Governance doesn’t have to be heavy. It just has to exist. The point is tamper resistance and auditability: you can see what changed, who changed it, and why.
When governance is missing, your organization pays a steady tax: re-explaining metrics, rebuilding reports, and re-litigating the same definitions.
The two goals of governance
Governance sounds like a 47-page PDF nobody reads. Let’s translate it into two goals you can defend in any meeting.
If your governance doesn’t support these goals, it’s paperwork, not control.
- Goal 1: Tamper resistance
- Raw data is protected from manual edits.
- Transformations are versioned and reviewed.
- Certified datasets are clearly marked.
- Goal 2: Auditability
- You can trace KPIs from dashboard back to source records.
- You can answer who changed what, when, and why.
- You can reproduce last month’s numbers without archaeology.
Separation of duties (without making it painful)
One of the simplest wins is separating who can ingest data, who can transform data, and who can certify data.
This isn’t distrust. It’s how you prevent accidents and keep a clean audit trail. Small teams can do this with process, not headcount.
- Practical roles (small team friendly):
- Data owner: approves definitions and meaning.
- Data engineer/analyst: builds transformations under review.
- Dashboard creator: uses certified datasets and labels custom work.
Version control for KPI logic (yes, even if it’s boring)
If KPI logic changes, it should be a visible change. That means a documented reason and an approval step.
You don’t need a giant committee. You need a small review habit. Ten minutes is enough to stop silent rewrites.

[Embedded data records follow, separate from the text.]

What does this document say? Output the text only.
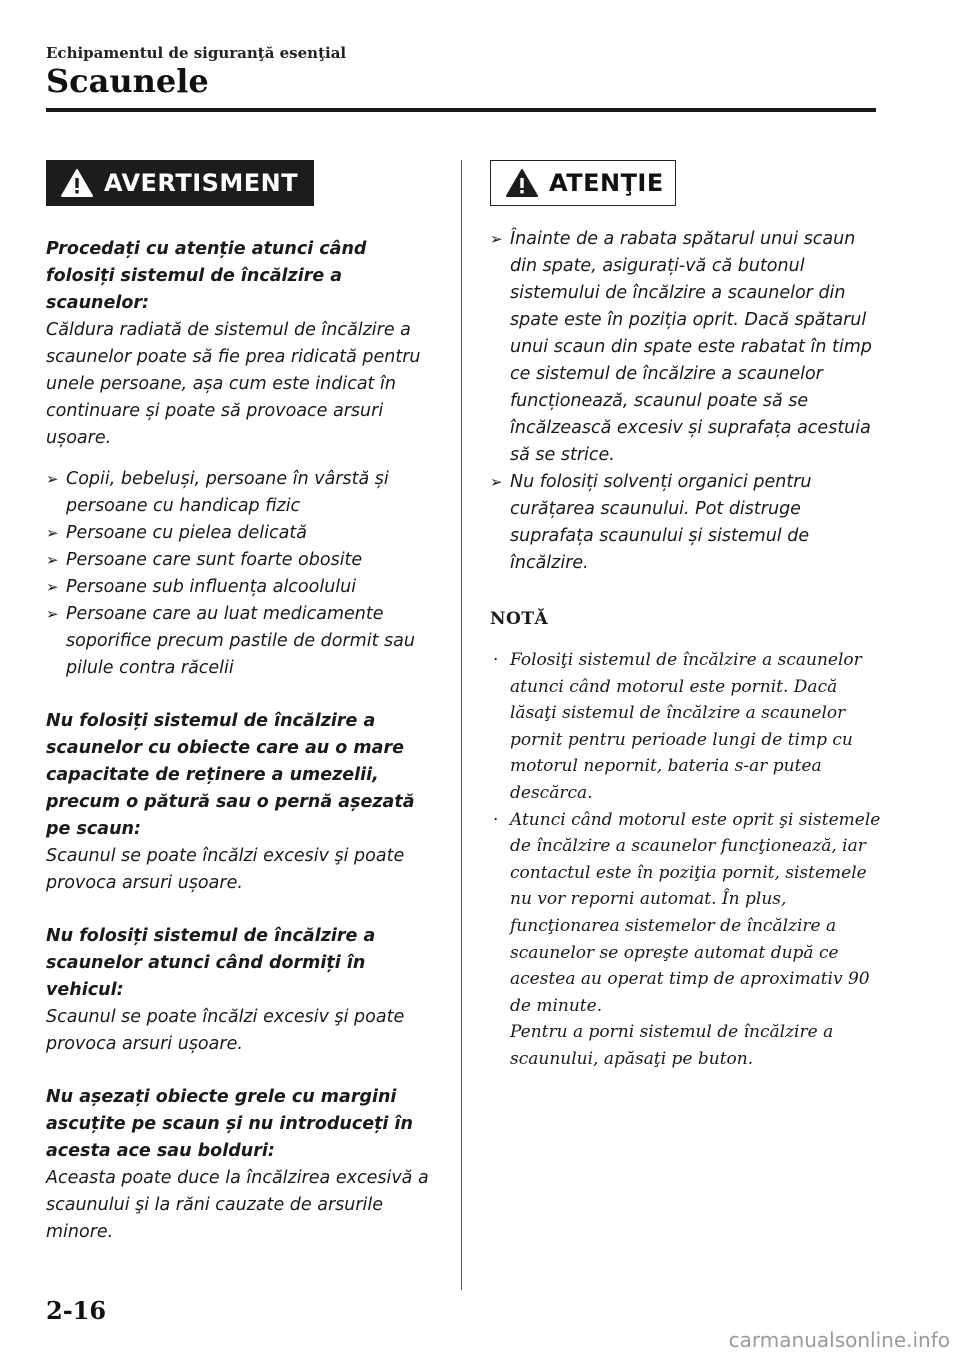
Echipamentul de siguranţă esenţial
Scaunele
AVERTISMENT

Procedați cu atenție atunci când folosiți sistemul de încălzire a scaunelor:

Căldura radiată de sistemul de încălzire a scaunelor poate să fie prea ridicată pentru unele persoane, așa cum este indicat în continuare și poate să provoace arsuri ușoare.

➢ Copii, bebeluși, persoane în vârstă și persoane cu handicap fizic
➢ Persoane cu pielea delicată
➢ Persoane care sunt foarte obosite
➢ Persoane sub influența alcoolului
➢ Persoane care au luat medicamente soporifice precum pastile de dormit sau pilule contra răcelii

Nu folosiți sistemul de încălzire a scaunelor cu obiecte care au o mare capacitate de reținere a umezelii, precum o pătură sau o pernă așezată pe scaun:

Scaunul se poate încălzi excesiv şi poate provoca arsuri ușoare.

Nu folosiți sistemul de încălzire a scaunelor atunci când dormiți în vehicul:

Scaunul se poate încălzi excesiv şi poate provoca arsuri ușoare.

Nu așezați obiecte grele cu margini ascuțite pe scaun și nu introduceți în acesta ace sau bolduri:

Aceasta poate duce la încălzirea excesivă a scaunului şi la răni cauzate de arsurile minore.

ATENŢIE
➢ Înainte de a rabata spătarul unui scaun din spate, asigurați-vă că butonul sistemului de încălzire a scaunelor din spate este în poziția oprit. Dacă spătarul unui scaun din spate este rabatat în timp ce sistemul de încălzire a scaunelor funcționează, scaunul poate să se încălzească excesiv și suprafața acestuia să se strice.
➢ Nu folosiți solvenți organici pentru curățarea scaunului. Pot distruge suprafața scaunului și sistemul de încălzire.

NOTĂ

· Folosiţi sistemul de încălzire a scaunelor atunci când motorul este pornit. Dacă lăsaţi sistemul de încălzire a scaunelor pornit pentru perioade lungi de timp cu motorul nepornit, bateria s-ar putea descărca.
· Atunci când motorul este oprit şi sistemele de încălzire a scaunelor funcţionează, iar contactul este în poziţia pornit, sistemele nu vor reporni automat. În plus, funcţionarea sistemelor de încălzire a scaunelor se opreşte automat după ce acestea au operat timp de aproximativ 90 de minute.
Pentru a porni sistemul de încălzire a scaunului, apăsaţi pe buton.
2-16
carmanualsonline.info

The win is consistency: the KPI doesn’t mutate because someone needed to “make it match” ten minutes before a presentation.
- Minimum viable review:
- What changed (definition, filter, mapping, timing)?
- Why it changed (bug fix, definition clarity, business policy)?

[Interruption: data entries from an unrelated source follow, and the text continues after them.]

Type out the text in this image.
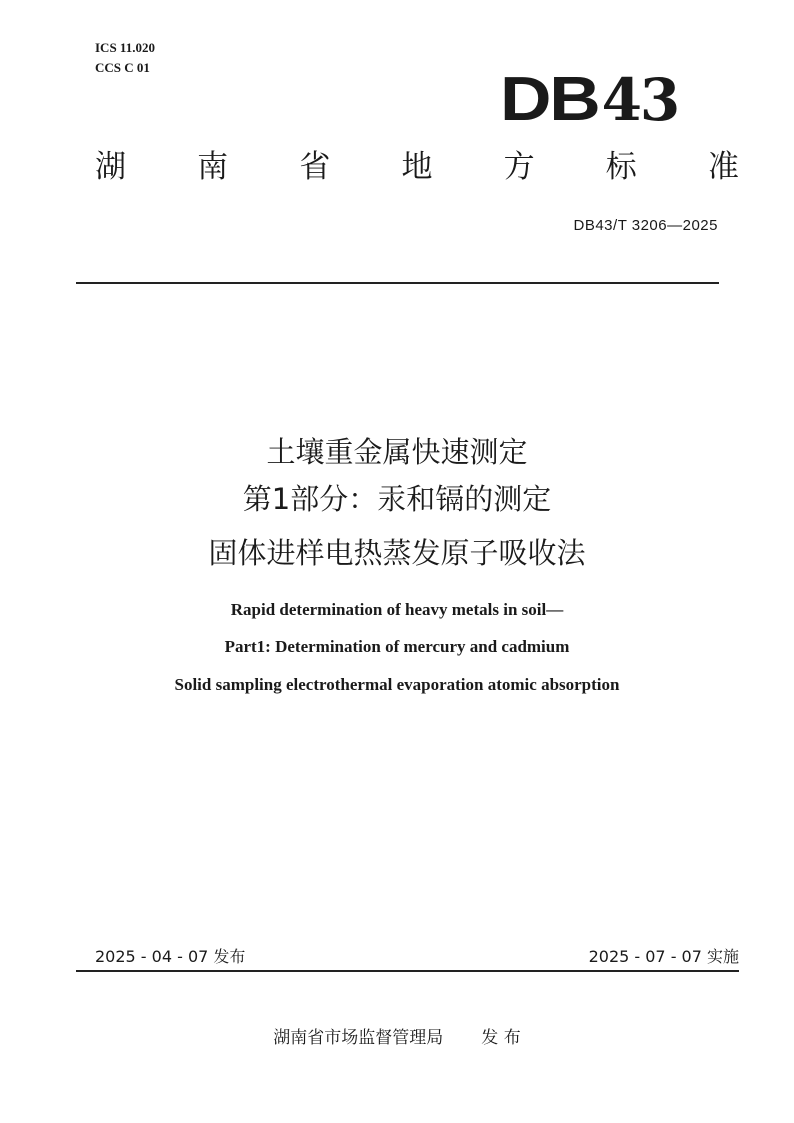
ICS 11.020
CCS C 01	DB43
湖 南 省 地 方 标 准
DB43/T 3206—2025
土壤重金属快速测定
第1部分：汞和镉的测定
固体进样电热蒸发原子吸收法
Rapid determination of heavy metals in soil—
Part1: Determination of mercury and cadmium
Solid sampling electrothermal evaporation atomic absorption
2025 - 04 - 07 发布	2025 - 07 - 07 实施
湖南省市场监督管理局 发 布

- Who approved it (named owner)?
- When it takes effect (effective date)?
Monitoring and alerts (stop finding out in meetings)
A governed system finds issues early. If your first signal is “the dashboard looks weird,” you’re paying a premium for surprise.

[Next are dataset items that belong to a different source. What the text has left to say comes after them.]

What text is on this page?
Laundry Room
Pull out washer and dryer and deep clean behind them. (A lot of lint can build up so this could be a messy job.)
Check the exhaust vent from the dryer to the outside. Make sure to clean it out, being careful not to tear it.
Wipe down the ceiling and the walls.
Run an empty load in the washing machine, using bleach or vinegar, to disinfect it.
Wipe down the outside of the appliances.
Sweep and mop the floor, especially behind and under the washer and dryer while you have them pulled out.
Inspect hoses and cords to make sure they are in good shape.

Monitoring doesn’t have to be fancy. Start with volume and reconciliation checks. Add anomaly alerts when the basics are stable.
- Simple monitors that pay for themselves:
- Ingestion success/failure + row count checks.
- Daily volume trends (spikes, drops, missing days).
- Key reconciliations (revenue tie-outs, shipment counts, inventory movements).
- Data freshness checks (last updated timestamp).
Governance checklist you can use tomorrow
Run this checklist against your current setup. It’s short on purpose. Long checklists get printed and then used as coasters.
- Governance checklist:
- Raw zone is write-protected for humans.
- Ingestion is logged and monitored (success, fail, volume).
- Transformations are versioned (no silent edits).
- KPI definitions have named owners.
- Executive dashboards pull only from certified datasets.
- Custom metrics are labeled and not mixed with certified KPIs.
The payoff: faster diagnosis, faster decisions
Governance pays off the first time a number looks wrong and you can answer “why” in minutes. It pays off the first time a system changes and you can reprocess cleanly.
It also reduces the single point of failure: the one person who understands the spreadsheet logic and is currently on vacation with their phone on airplane mode.
CTA: Pick one KPI and require any definition change to go through a simple review. Add one basic monitor (row count or freshness) this week. If changes can’t happen quietly and issues show up early, trust starts to rebuild.